Temperature- and wavelength-insensitive parametric amplification enabled by noncollinear achromatic phase-matching

Optical parametric chirped-pulse amplification (OPCPA) has been demonstrated to be a promising approach for pushing femtosecond pulses towards ultra-high peak powers. However, the future success of OPCPA strongly relies on the ability to manipulate its phase-matching (PM) configuration. When a high average power pump laser is involved, the thermal effects in nonlinear crystals induce phase-mismatch distortions that pose an inherent limitation on the conversion efficiency. Here, we demonstrate that the noncollinear configuration previously adopted for wavelength-insensitive PM can be employed for temperature-insensitive PM when the noncollinear angle is properly reset.
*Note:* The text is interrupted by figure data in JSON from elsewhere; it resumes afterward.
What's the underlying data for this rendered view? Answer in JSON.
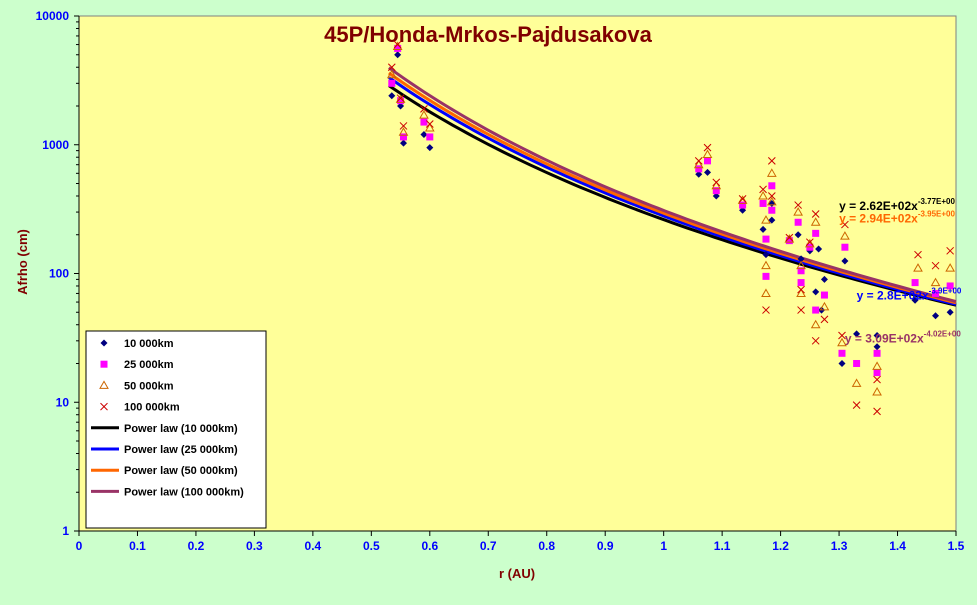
{
  "chart_data": {
    "type": "scatter",
    "title": "45P/Honda-Mrkos-Pajdusakova",
    "xlabel": "r (AU)",
    "ylabel": "Afrho (cm)",
    "xlim": [
      0,
      1.5
    ],
    "ylim": [
      1,
      10000
    ],
    "yscale": "log",
    "x_ticks": [
      "0",
      "0.1",
      "0.2",
      "0.3",
      "0.4",
      "0.5",
      "0.6",
      "0.7",
      "0.8",
      "0.9",
      "1",
      "1.1",
      "1.2",
      "1.3",
      "1.4",
      "1.5"
    ],
    "y_ticks": [
      "1",
      "10",
      "100",
      "1000",
      "10000"
    ],
    "grid": false,
    "legend_position": "bottom-left",
    "colors": {
      "background": "#ccffcc",
      "plot_area": "#ffff99",
      "title": "#800000",
      "axis_label": "#800000",
      "tick_label": "#0000ff"
    },
    "series": [
      {
        "name": "10 000km",
        "marker": "diamond",
        "color": "#000080",
        "points": [
          [
            0.535,
            2400
          ],
          [
            0.545,
            5000
          ],
          [
            0.55,
            2000
          ],
          [
            0.555,
            1030
          ],
          [
            0.59,
            1200
          ],
          [
            0.6,
            950
          ],
          [
            1.06,
            590
          ],
          [
            1.075,
            610
          ],
          [
            1.09,
            400
          ],
          [
            1.135,
            310
          ],
          [
            1.17,
            220
          ],
          [
            1.175,
            140
          ],
          [
            1.185,
            260
          ],
          [
            1.185,
            350
          ],
          [
            1.215,
            185
          ],
          [
            1.23,
            200
          ],
          [
            1.235,
            130
          ],
          [
            1.25,
            150
          ],
          [
            1.26,
            72
          ],
          [
            1.265,
            155
          ],
          [
            1.27,
            52
          ],
          [
            1.275,
            90
          ],
          [
            1.305,
            20
          ],
          [
            1.31,
            125
          ],
          [
            1.33,
            34
          ],
          [
            1.365,
            33
          ],
          [
            1.365,
            27
          ],
          [
            1.43,
            62
          ],
          [
            1.465,
            47
          ],
          [
            1.49,
            50
          ]
        ]
      },
      {
        "name": "25 000km",
        "marker": "square",
        "color": "#ff00ff",
        "points": [
          [
            0.535,
            3000
          ],
          [
            0.545,
            5600
          ],
          [
            0.55,
            2200
          ],
          [
            0.555,
            1150
          ],
          [
            0.59,
            1500
          ],
          [
            0.6,
            1150
          ],
          [
            1.06,
            650
          ],
          [
            1.075,
            750
          ],
          [
            1.09,
            440
          ],
          [
            1.135,
            340
          ],
          [
            1.17,
            350
          ],
          [
            1.175,
            185
          ],
          [
            1.175,
            95
          ],
          [
            1.185,
            480
          ],
          [
            1.185,
            310
          ],
          [
            1.215,
            180
          ],
          [
            1.23,
            250
          ],
          [
            1.235,
            105
          ],
          [
            1.235,
            85
          ],
          [
            1.25,
            160
          ],
          [
            1.26,
            205
          ],
          [
            1.26,
            52
          ],
          [
            1.275,
            68
          ],
          [
            1.305,
            24
          ],
          [
            1.31,
            160
          ],
          [
            1.33,
            20
          ],
          [
            1.365,
            17
          ],
          [
            1.365,
            24
          ],
          [
            1.43,
            85
          ],
          [
            1.465,
            70
          ],
          [
            1.49,
            80
          ]
        ]
      },
      {
        "name": "50 000km",
        "marker": "triangle",
        "color": "#cc6600",
        "points": [
          [
            0.535,
            3500
          ],
          [
            0.545,
            5800
          ],
          [
            0.55,
            2250
          ],
          [
            0.555,
            1250
          ],
          [
            0.59,
            1700
          ],
          [
            0.6,
            1350
          ],
          [
            1.06,
            700
          ],
          [
            1.075,
            840
          ],
          [
            1.09,
            480
          ],
          [
            1.135,
            370
          ],
          [
            1.17,
            400
          ],
          [
            1.175,
            260
          ],
          [
            1.175,
            115
          ],
          [
            1.175,
            70
          ],
          [
            1.185,
            600
          ],
          [
            1.185,
            360
          ],
          [
            1.215,
            185
          ],
          [
            1.23,
            300
          ],
          [
            1.235,
            115
          ],
          [
            1.235,
            70
          ],
          [
            1.25,
            170
          ],
          [
            1.26,
            250
          ],
          [
            1.26,
            40
          ],
          [
            1.275,
            55
          ],
          [
            1.305,
            29
          ],
          [
            1.31,
            195
          ],
          [
            1.33,
            14
          ],
          [
            1.365,
            19
          ],
          [
            1.365,
            12
          ],
          [
            1.435,
            110
          ],
          [
            1.465,
            85
          ],
          [
            1.49,
            110
          ]
        ]
      },
      {
        "name": "100 000km",
        "marker": "x",
        "color": "#cc0000",
        "points": [
          [
            0.535,
            4000
          ],
          [
            0.545,
            6000
          ],
          [
            0.55,
            2300
          ],
          [
            0.555,
            1400
          ],
          [
            0.59,
            1900
          ],
          [
            0.6,
            1450
          ],
          [
            1.06,
            750
          ],
          [
            1.075,
            950
          ],
          [
            1.09,
            510
          ],
          [
            1.135,
            380
          ],
          [
            1.17,
            450
          ],
          [
            1.175,
            52
          ],
          [
            1.185,
            750
          ],
          [
            1.185,
            400
          ],
          [
            1.215,
            190
          ],
          [
            1.23,
            340
          ],
          [
            1.235,
            75
          ],
          [
            1.235,
            52
          ],
          [
            1.25,
            175
          ],
          [
            1.26,
            290
          ],
          [
            1.26,
            30
          ],
          [
            1.275,
            44
          ],
          [
            1.305,
            33
          ],
          [
            1.31,
            240
          ],
          [
            1.33,
            9.5
          ],
          [
            1.365,
            8.5
          ],
          [
            1.365,
            15
          ],
          [
            1.435,
            140
          ],
          [
            1.465,
            115
          ],
          [
            1.49,
            150
          ]
        ]
      }
    ],
    "fits": [
      {
        "name": "Power law (10 000km)",
        "color": "#000000",
        "a": 262,
        "b": -3.775,
        "label": "y = 2.62E+02x",
        "exp": "-3.77E+00",
        "label_color": "#000000",
        "label_at": [
          1.3,
          310
        ]
      },
      {
        "name": "Power law (25 000km)",
        "color": "#0000ff",
        "a": 280,
        "b": -3.9,
        "label": "y = 2.8E+02x",
        "exp": "-3.9E+00",
        "label_color": "#0000ff",
        "label_at": [
          1.33,
          63
        ]
      },
      {
        "name": "Power law (50 000km)",
        "color": "#ff6600",
        "a": 294,
        "b": -3.95,
        "label": "y = 2.94E+02x",
        "exp": "-3.95E+00",
        "label_color": "#ff6600",
        "label_at": [
          1.3,
          250
        ]
      },
      {
        "name": "Power law (100 000km)",
        "color": "#993366",
        "a": 309,
        "b": -4.02,
        "label": "y = 3.09E+02x",
        "exp": "-4.02E+00",
        "label_color": "#993366",
        "label_at": [
          1.31,
          29
        ]
      }
    ],
    "fit_range": [
      0.53,
      1.5
    ]
  }
}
Simultaneous temperature- and wavelength-insensitive PM is realized for the first time by imposing such a temperature-insensitive noncollinear configuration with an angularly dispersed seed signal. Based on the lithium triborate crystal, the proposed noncollinear achromatic PM has a thermal acceptance 6 times larger than that of the conventional wavelength-insensitive noncollinear PM and has a sufficient spectral acceptance to support pulse durations of ~20 fs at 800 nm. These achievements open new possibilities for generating ultra-high peak power lasers with high average power.